The Senate’s number two Republican, John Thune, said Lighthizer told them he was “still negotiating with Speaker Pelosi and he thinks there is a sincere interest in the House in trying to get this done, and so hopefully they can find a way to get it to passed by the House.”
Late on Tuesday, President Donald Trump sent a letter to Pelosi and Democratic leader Chuck Schumer saying they should take up approving the trade deal before tackling a massive infrastructure package.
“It is my strong view that Congress should first pass the important and popular USMCA trade deal,” Trump wrote.
Thune said Lighthizer did not specify a time frame for a vote, but Republicans are aiming for passage by Congress’ August recess, avoiding potential budget clashes in the fall and an intensification of campaign activity for the 2020 presidential election.
“We want to do this before the end of the summer. I think that’s important — so that means he’s got to start moving pretty quickly,” Thune said.
The Trump administration on Friday eliminated a major obstacle to passage of the deal to replace the North American Free Trade Agreement by announcing it would remove U.S. tariffs on Canadian and Mexican steel and aluminum.
But a number of Democrats have said they cannot support USMCA without a mechanism to ensure that Mexico enforces labor standards in the agreement aimed at allowing workers to unionize as well as stronger environmental standards.

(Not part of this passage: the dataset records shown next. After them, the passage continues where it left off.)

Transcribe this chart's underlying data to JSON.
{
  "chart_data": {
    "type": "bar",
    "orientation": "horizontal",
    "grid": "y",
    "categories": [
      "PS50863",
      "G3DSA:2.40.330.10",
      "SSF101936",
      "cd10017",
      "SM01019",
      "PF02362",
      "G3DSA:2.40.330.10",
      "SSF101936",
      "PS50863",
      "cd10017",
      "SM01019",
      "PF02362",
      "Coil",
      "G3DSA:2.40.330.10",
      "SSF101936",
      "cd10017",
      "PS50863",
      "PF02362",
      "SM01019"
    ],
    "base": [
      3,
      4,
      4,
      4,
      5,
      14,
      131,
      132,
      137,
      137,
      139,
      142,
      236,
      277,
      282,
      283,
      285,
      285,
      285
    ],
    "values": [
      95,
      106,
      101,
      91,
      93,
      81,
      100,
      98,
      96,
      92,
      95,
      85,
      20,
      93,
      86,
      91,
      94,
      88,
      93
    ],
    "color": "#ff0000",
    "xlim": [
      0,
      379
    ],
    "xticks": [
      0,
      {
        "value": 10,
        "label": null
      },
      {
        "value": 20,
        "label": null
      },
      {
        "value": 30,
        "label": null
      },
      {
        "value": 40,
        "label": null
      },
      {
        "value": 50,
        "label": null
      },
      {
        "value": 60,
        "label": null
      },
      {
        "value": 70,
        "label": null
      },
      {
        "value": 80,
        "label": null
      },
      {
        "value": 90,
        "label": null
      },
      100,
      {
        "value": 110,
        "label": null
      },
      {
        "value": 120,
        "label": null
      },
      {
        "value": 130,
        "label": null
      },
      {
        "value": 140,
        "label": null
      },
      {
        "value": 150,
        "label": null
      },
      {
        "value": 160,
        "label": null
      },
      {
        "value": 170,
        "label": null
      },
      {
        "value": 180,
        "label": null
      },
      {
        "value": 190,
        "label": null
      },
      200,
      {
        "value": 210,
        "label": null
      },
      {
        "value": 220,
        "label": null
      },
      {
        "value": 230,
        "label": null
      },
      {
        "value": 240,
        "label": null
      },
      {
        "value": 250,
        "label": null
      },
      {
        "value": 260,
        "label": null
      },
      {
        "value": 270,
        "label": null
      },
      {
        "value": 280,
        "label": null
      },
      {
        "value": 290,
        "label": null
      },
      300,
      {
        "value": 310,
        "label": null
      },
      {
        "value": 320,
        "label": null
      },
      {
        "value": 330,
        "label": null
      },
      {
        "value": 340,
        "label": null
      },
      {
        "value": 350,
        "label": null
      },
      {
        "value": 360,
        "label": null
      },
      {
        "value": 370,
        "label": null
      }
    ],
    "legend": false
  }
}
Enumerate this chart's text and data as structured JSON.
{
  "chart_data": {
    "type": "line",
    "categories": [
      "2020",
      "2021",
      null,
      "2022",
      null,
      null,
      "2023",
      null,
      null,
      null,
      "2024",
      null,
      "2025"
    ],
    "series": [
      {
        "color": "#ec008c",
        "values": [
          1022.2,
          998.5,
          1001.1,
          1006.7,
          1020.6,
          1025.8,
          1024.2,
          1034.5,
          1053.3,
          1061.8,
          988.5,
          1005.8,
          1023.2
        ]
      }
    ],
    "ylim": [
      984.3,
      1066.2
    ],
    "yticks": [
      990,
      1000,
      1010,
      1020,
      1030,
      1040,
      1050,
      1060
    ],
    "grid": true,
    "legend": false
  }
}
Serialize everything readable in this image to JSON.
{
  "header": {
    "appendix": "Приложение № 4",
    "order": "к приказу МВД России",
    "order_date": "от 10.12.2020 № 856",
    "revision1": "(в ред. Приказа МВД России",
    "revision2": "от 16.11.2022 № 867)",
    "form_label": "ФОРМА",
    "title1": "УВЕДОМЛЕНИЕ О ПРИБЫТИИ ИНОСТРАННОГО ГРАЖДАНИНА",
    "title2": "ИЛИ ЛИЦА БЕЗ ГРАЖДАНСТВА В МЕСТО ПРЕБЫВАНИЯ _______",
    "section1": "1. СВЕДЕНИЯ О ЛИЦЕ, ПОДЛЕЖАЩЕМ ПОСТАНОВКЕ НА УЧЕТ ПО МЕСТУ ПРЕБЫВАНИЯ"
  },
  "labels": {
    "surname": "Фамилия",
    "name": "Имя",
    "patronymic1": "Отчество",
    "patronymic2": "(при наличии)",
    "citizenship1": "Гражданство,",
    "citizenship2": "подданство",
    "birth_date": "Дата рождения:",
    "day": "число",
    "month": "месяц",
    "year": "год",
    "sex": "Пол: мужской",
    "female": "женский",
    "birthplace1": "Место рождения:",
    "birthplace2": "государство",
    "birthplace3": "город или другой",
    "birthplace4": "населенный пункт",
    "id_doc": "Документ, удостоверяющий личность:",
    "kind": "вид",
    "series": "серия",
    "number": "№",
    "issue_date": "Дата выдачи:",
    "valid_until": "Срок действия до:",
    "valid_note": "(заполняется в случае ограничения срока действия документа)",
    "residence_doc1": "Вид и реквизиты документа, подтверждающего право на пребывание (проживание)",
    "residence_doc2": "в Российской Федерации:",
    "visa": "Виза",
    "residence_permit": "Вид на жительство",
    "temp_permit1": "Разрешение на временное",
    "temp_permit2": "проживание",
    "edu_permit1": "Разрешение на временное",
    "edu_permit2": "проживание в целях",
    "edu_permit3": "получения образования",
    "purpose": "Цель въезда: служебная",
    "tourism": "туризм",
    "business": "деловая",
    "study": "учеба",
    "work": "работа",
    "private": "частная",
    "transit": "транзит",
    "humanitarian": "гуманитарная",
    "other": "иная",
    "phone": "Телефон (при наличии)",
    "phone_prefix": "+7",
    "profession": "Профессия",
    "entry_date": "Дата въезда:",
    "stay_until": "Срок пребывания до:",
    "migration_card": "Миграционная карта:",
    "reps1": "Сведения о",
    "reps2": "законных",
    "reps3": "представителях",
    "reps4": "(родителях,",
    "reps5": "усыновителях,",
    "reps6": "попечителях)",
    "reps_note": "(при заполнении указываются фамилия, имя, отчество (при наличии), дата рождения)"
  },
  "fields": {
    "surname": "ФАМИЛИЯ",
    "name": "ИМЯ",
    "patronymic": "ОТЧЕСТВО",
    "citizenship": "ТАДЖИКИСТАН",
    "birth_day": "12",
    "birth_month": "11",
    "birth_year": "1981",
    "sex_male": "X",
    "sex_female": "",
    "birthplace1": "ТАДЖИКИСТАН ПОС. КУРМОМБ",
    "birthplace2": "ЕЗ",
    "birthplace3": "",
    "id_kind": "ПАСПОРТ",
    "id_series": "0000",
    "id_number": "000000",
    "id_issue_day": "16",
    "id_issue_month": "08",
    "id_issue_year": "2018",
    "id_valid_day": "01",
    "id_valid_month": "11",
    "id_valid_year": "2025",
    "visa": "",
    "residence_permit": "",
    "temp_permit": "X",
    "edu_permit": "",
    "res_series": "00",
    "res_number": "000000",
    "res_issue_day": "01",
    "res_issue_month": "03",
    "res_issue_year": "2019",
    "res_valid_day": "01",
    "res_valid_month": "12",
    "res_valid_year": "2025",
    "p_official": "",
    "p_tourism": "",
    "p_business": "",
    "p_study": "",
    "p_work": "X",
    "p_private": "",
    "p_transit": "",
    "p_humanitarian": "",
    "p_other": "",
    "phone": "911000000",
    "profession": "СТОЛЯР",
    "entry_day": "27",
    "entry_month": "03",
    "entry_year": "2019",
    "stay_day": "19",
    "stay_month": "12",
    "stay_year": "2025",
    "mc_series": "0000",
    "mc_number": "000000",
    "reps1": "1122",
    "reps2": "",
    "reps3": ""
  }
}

Some also have raised concerns that a 10-year period of data exclusivity for biologic pharmaceutical makers will raise U.S. drug prices.
Senator Rob Portman said Lighthizer told Republican senators that he believed Democrats were negotiating in “good faith” and were “trying to get to yes.”
“The alternative is NAFTA,” said Portman, a former USTR during the George W. Bush administration. “If members of the Democratic caucus don’t want to support USMCA, we’re left with the status quo and the status quo from their point of view is worse in every respect.”
Portman said Lighthizer made clear that the USMCA text could not be reopened, but discussions included other ways to address Democrats’ concerns, including side letters to the pact. “It can move quickly, once there’s an agreement” between the administration and Pelosi, he said.